Indianola, Mississippi: Plans for a museum honoring international Bluesman B.B. King are well underway, guided by a development team with excellent credentials and input at a recent planning summit, according to Museum Foundation President Bill McPherson.
Members of the development team assembled in Mr. King’s hometown of Indianola, Mississippi, on October 9 – 10 for the charrette. In attendance were team members including Architect Stephen Perkins of the Washington, D.C. and Dallas firm of ForrestPerkins; Patrick Gallagher, CEO, Deena Gift, Rob Malootian and Cybelle Lewis-Jones of the museum interpretive design and exhibit firm Gallagher and Associates of Bethesda, Maryland; Tom Moriarity and Leslie Smith of Economics Research Associates, international consultants to the entertainment and leisure industry with offices in Washington, D.C. and throughout the world; Paul Rosenthal, storyline consultant and Al Hillmann and Michal Carr of the film production company Hillmann and Carr, also of Washington.
Among those invited guests attending were blues historian and King biographer, Charles Sawyer, and Executive Director of the National Music Center and Museum, James Weaver, as well as founding editor of Living blues Magazine, Jim O’Neil.
The $10 million museum facility will be approximately 15,000 square feet upon completion and designed for an interactive and educational experience. The museum has been sanctioned by Mr. King and Floyd Lieberman, CEO of Lieberman Management, as the official B.B. King Museum. The facility is projected to open in 2005, during the international celebration of B.B. King’s 80th year.
During the October planning summit, the development team and invited guests affirmed direction for the Museum. In addition to telling the B.B. King story, it will serve as a unique regional and national learning resource, committed to the creation of an innovative curriculum for K-12 and Lifelong Learning modules. Lesson plans and outreach initiatives will be created to encourage primary, secondary and continuing education groups from the region to visit the B.B. King Museum for tours and educational opportunities.
The B.B. King Museum will also seek to establish partnerships with other institutions. Its goal is to leverage resources in order to create greater museum exposure to potential visitors and students. The museum can thereby document best practices and understanding about the effectiveness and success of its outreach programs. The Museum will strive to create pathways to its resources through the development of digital media for internet and DVD distribution.

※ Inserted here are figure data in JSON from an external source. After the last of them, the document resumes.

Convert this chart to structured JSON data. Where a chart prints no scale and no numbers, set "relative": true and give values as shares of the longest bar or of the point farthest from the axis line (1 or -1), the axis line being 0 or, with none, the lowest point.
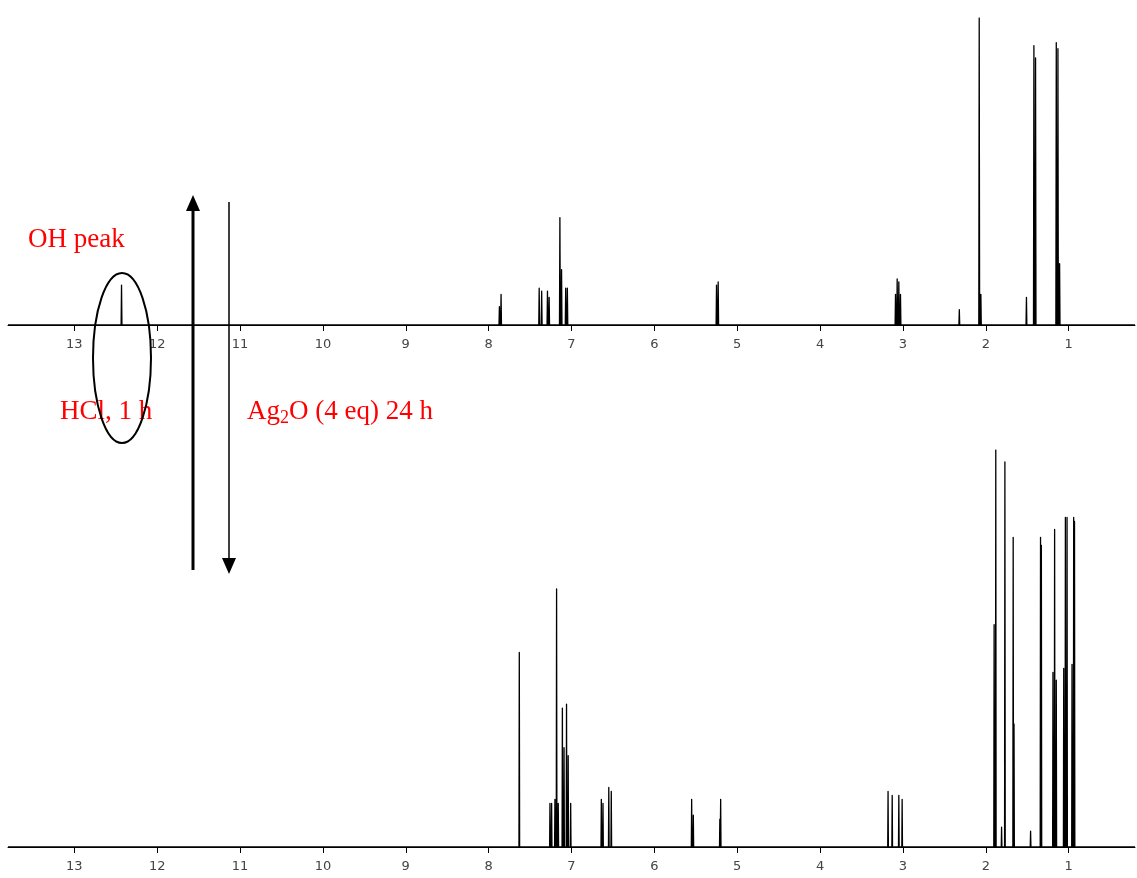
{
  "chart_data": [
    {
      "type": "line",
      "relative": true,
      "xlim": [
        13.8,
        0.2
      ],
      "xticks": [
        13,
        12,
        11,
        10,
        9,
        8,
        7,
        6,
        5,
        4,
        3,
        2,
        1
      ],
      "tick_labels": "x",
      "annotations": [
        "OH peak",
        "HCl, 1 h",
        "Ag$_{2}$O (4 eq) 24 h"
      ],
      "series": [
        {
          "color": "#000000",
          "x": [
            13.8,
            12.435,
            12.43,
            12.425,
            7.875,
            7.87,
            7.865,
            7.855,
            7.85,
            7.845,
            7.395,
            7.39,
            7.385,
            7.365,
            7.36,
            7.355,
            7.295,
            7.29,
            7.285,
            7.275,
            7.27,
            7.265,
            7.145,
            7.14,
            7.135,
            7.125,
            7.12,
            7.115,
            7.075,
            7.07,
            7.065,
            7.055,
            7.05,
            7.045,
            5.255,
            5.25,
            5.245,
            5.235,
            5.23,
            5.225,
            3.095,
            3.09,
            3.085,
            3.075,
            3.07,
            3.065,
            3.055,
            3.05,
            3.045,
            3.035,
            3.03,
            3.025,
            2.325,
            2.32,
            2.315,
            2.085,
            2.08,
            2.075,
            2.065,
            2.06,
            2.055,
            1.515,
            1.51,
            1.505,
            1.425,
            1.42,
            1.415,
            1.405,
            1.4,
            1.395,
            1.155,
            1.15,
            1.145,
            1.135,
            1.13,
            1.125,
            1.115,
            1.11,
            1.105,
            0.2
          ],
          "values": [
            0,
            0,
            0.13,
            0,
            0,
            0.06,
            0,
            0,
            0.1,
            0,
            0,
            0.12,
            0,
            0,
            0.11,
            0,
            0,
            0.11,
            0,
            0,
            0.09,
            0,
            0,
            0.35,
            0,
            0,
            0.18,
            0,
            0,
            0.12,
            0,
            0,
            0.12,
            0,
            0,
            0.13,
            0,
            0,
            0.14,
            0,
            0,
            0.1,
            0,
            0,
            0.15,
            0,
            0,
            0.14,
            0,
            0,
            0.1,
            0,
            0,
            0.05,
            0,
            0,
            1,
            0,
            0,
            0.1,
            0,
            0,
            0.09,
            0,
            0,
            0.91,
            0,
            0,
            0.87,
            0,
            0,
            0.92,
            0,
            0,
            0.9,
            0,
            0,
            0.2,
            0,
            0
          ]
        }
      ]
    },
    {
      "type": "line",
      "relative": true,
      "xlim": [
        13.8,
        0.2
      ],
      "xticks": [
        13,
        12,
        11,
        10,
        9,
        8,
        7,
        6,
        5,
        4,
        3,
        2,
        1
      ],
      "tick_labels": "x",
      "series": [
        {
          "color": "#000000",
          "x": [
            13.8,
            7.634,
            7.63,
            7.626,
            7.264,
            7.26,
            7.256,
            7.244,
            7.24,
            7.236,
            7.204,
            7.2,
            7.196,
            7.184,
            7.18,
            7.176,
            7.164,
            7.16,
            7.156,
            7.114,
            7.11,
            7.106,
            7.094,
            7.09,
            7.086,
            7.064,
            7.06,
            7.056,
            7.044,
            7.04,
            7.036,
            7.014,
            7.01,
            7.006,
            6.644,
            6.64,
            6.636,
            6.624,
            6.62,
            6.616,
            6.554,
            6.55,
            6.546,
            6.524,
            6.52,
            6.516,
            5.554,
            5.55,
            5.546,
            5.534,
            5.53,
            5.526,
            5.214,
            5.21,
            5.206,
            5.204,
            5.2,
            5.196,
            3.184,
            3.18,
            3.176,
            3.134,
            3.13,
            3.126,
            3.054,
            3.05,
            3.046,
            3.014,
            3.01,
            3.006,
            1.904,
            1.9,
            1.896,
            1.884,
            1.88,
            1.876,
            1.814,
            1.81,
            1.806,
            1.774,
            1.77,
            1.766,
            1.674,
            1.67,
            1.666,
            1.664,
            1.66,
            1.656,
            1.464,
            1.46,
            1.456,
            1.344,
            1.34,
            1.336,
            1.334,
            1.33,
            1.326,
            1.194,
            1.19,
            1.186,
            1.174,
            1.17,
            1.166,
            1.154,
            1.15,
            1.146,
            1.064,
            1.06,
            1.056,
            1.044,
            1.04,
            1.036,
            1.024,
            1.02,
            1.016,
            0.964,
            0.96,
            0.956,
            0.944,
            0.94,
            0.936,
            0.934,
            0.93,
            0.926,
            0.2
          ],
          "values": [
            0,
            0,
            0.49,
            0,
            0,
            0.11,
            0,
            0,
            0.11,
            0,
            0,
            0.12,
            0,
            0,
            0.65,
            0,
            0,
            0.11,
            0,
            0,
            0.35,
            0,
            0,
            0.25,
            0,
            0,
            0.36,
            0,
            0,
            0.23,
            0,
            0,
            0.11,
            0,
            0,
            0.12,
            0,
            0,
            0.11,
            0,
            0,
            0.15,
            0,
            0,
            0.14,
            0,
            0,
            0.12,
            0,
            0,
            0.08,
            0,
            0,
            0.07,
            0,
            0,
            0.12,
            0,
            0,
            0.14,
            0,
            0,
            0.13,
            0,
            0,
            0.13,
            0,
            0,
            0.12,
            0,
            0,
            0.56,
            0,
            0,
            1,
            0,
            0,
            0.05,
            0,
            0,
            0.97,
            0,
            0,
            0.78,
            0,
            0,
            0.31,
            0,
            0,
            0.04,
            0,
            0,
            0.78,
            0,
            0,
            0.76,
            0,
            0,
            0.44,
            0,
            0,
            0.8,
            0,
            0,
            0.42,
            0,
            0,
            0.45,
            0,
            0,
            0.83,
            0,
            0,
            0.83,
            0,
            0,
            0.46,
            0,
            0,
            0.83,
            0,
            0,
            0.82,
            0,
            0
          ]
        }
      ]
    }
  ]
}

King visited Indianola, Mississippi, in early June 2003 to meet with the Foundation Board and perform his annual Homecoming concert. Upon viewing the museum site, he remarked that the vintage cotton gin building located there is the same structure in which he had worked as a youth. The site, located near the downtown district on Second Street, was donated to the B.B. King Museum Foundation by the City of Indianola. Current plans call for the early brick cotton gin building to be renovated as part of the museum campus, which will include new facilities as well.
The museum’s connection to the place where Mr. King grew up and first played the blues is significant, according to Foundation President, Bill McPherson. McPherson sees the Museum as a way to showcase the origins of the Delta Blues, America’s root music, as well as the accomplishments of a man who started life with few advantages, yet rose to become a musician recognized around the world.
“From bare beginnings, B.B. King has become legendary, performing in over 90 countries and influencing such musical icons as John Lennon and Eric Clapton,” remarked McPherson. “The B.B. King Museum is the place where we can honor the talent and dreams of a Delta kid who became ‘The King of the Blues’.”